クロナはゆっくりと歩み出る。その姿を見た騎士たちがざわめく。

ゴブリンの面影を残しながらも、明らかに人とは異なるその神秘的な姿に、戸惑いが広がる。


中央の男――団長格らしき男が眉をひそめた。


「……話が通じるとは思っていなかった。だが好都合だ。ならば話そう。お前の存在が人里に不安を与えている。森に収まっているうちは良いが、これ以上近づくなら――排除も辞さない」


「それは、脅しか?」


「忠告だ。……それに、森の異変。お前が関係しているのではないのか?」


クロナはほんの一瞬、口をつぐんだ。ミナの力を受け継いでから、森とのつながりは確かに深くなった。それが人間にどう見えるのかまでは考えていなかった。

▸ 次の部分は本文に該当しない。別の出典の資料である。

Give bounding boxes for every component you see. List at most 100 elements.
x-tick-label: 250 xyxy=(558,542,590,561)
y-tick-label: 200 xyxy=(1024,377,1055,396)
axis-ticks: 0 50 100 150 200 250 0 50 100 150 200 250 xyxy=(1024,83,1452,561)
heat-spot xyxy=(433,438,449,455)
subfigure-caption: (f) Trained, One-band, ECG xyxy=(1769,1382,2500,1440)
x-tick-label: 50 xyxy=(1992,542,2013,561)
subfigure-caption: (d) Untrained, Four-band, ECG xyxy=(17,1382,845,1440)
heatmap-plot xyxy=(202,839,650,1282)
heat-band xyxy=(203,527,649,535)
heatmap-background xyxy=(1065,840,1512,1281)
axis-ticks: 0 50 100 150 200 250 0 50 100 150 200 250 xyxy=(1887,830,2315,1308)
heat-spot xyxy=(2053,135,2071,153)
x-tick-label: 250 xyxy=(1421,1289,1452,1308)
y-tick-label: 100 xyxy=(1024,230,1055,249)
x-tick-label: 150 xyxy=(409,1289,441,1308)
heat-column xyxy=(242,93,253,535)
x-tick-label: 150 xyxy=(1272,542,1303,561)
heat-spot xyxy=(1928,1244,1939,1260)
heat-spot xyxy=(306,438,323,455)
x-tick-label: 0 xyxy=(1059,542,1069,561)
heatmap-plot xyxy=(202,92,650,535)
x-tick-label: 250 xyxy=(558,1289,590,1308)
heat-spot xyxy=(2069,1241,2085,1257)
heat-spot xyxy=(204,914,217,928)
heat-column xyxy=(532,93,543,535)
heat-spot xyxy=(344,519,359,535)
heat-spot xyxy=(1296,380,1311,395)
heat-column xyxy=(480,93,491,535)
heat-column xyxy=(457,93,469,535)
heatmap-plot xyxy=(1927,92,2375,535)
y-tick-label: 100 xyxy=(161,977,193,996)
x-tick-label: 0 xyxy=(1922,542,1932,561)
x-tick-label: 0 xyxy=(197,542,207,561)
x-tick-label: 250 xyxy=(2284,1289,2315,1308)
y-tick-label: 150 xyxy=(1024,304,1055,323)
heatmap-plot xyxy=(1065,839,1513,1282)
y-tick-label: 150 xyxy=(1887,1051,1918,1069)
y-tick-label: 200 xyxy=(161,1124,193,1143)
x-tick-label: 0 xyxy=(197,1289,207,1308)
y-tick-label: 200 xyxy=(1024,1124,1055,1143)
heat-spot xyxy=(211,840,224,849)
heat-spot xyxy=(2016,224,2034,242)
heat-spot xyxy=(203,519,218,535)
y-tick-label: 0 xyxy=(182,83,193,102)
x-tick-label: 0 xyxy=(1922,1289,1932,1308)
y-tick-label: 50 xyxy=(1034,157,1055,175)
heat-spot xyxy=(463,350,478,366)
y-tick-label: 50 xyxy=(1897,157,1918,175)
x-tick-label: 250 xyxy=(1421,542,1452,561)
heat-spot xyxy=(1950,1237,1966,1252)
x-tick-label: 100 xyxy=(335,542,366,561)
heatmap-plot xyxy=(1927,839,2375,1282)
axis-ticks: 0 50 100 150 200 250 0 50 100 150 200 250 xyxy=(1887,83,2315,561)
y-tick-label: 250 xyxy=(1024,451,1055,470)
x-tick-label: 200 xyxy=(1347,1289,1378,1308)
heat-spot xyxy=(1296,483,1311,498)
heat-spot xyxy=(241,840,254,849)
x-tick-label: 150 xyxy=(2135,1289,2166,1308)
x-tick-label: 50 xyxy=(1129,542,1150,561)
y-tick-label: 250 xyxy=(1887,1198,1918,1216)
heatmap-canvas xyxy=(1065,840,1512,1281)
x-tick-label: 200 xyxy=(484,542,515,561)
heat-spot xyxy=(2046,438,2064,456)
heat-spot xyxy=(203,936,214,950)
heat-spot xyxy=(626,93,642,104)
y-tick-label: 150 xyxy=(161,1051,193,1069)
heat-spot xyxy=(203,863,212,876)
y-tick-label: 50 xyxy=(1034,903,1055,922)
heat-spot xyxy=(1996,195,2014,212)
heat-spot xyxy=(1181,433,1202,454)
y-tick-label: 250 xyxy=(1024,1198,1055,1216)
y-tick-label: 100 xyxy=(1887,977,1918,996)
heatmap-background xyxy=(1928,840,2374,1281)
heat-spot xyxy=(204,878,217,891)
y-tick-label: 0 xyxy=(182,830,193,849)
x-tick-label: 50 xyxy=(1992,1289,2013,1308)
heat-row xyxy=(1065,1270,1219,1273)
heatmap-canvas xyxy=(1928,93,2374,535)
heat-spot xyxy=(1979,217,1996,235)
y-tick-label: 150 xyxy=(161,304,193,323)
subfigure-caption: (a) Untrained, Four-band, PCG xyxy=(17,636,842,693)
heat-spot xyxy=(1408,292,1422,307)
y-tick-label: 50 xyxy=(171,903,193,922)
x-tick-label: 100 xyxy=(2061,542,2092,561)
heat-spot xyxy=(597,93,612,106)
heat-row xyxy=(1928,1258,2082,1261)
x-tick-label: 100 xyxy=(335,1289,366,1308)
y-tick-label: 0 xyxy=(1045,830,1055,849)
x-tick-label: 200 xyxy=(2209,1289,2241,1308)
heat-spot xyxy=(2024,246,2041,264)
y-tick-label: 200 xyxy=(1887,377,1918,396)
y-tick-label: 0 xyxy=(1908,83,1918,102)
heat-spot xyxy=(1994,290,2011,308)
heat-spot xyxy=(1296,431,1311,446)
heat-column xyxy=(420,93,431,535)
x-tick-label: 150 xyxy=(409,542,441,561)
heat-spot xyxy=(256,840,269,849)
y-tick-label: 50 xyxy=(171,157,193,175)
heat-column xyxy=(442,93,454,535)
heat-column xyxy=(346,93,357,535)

「森は、俺たちの家だ。変えたくて変えたわけじゃない。でも……守りたいとは思ってる」


クロナは静かに言う。その言葉には、闘志よりも静かな決意がこもっていた。


騎士団長はしばし黙り込み、クロナを見つめた。

その目には、判断を下す者の重さが宿っている。


「……貴様のような存在を、我々は“災厄”と呼ぶ。だが、お前が災いか否か……それはまだ、こちらも決めかねている」


クロナは、わずかに口元を上げた。


「なら、勝手に決めつけるのはやめてくれ。俺たちも、誰かを傷つけたいわけじゃない」


「……ふむ。ならばひとまず、森から出ないことを約束しろ。それが守られるなら、我々も動かない」


「……いいだろう。だがそっちも、森を荒らすな」


しばしの沈黙の後、騎士団長は頷いた。


「一時の休戦、というわけか。……名を聞こう。交渉相手として」


「クロナだ」


名乗ると同時に、風がざわりと揺れた。

森が、それを肯定するように。


騎士団長は少しだけ目を細め、背を向ける。


「覚えておこう、“クロナ”。次に会う時、互いに剣を交えずに済むことを祈る」


そのまま、騎士団は森を後にした。


残されたクロナは、緊張の糸を解きながら深く息を吐いた。

仲間たちが姿を現す。彼らの目には安堵と、僅かな驚きが入り混じっていた。


「……話して、済んだんだな」


「今はな。でも――油断はできない」


クロナは空を見上げた。

まだ遠く、遥かに先の空。そこには、ただ青が広がっていた。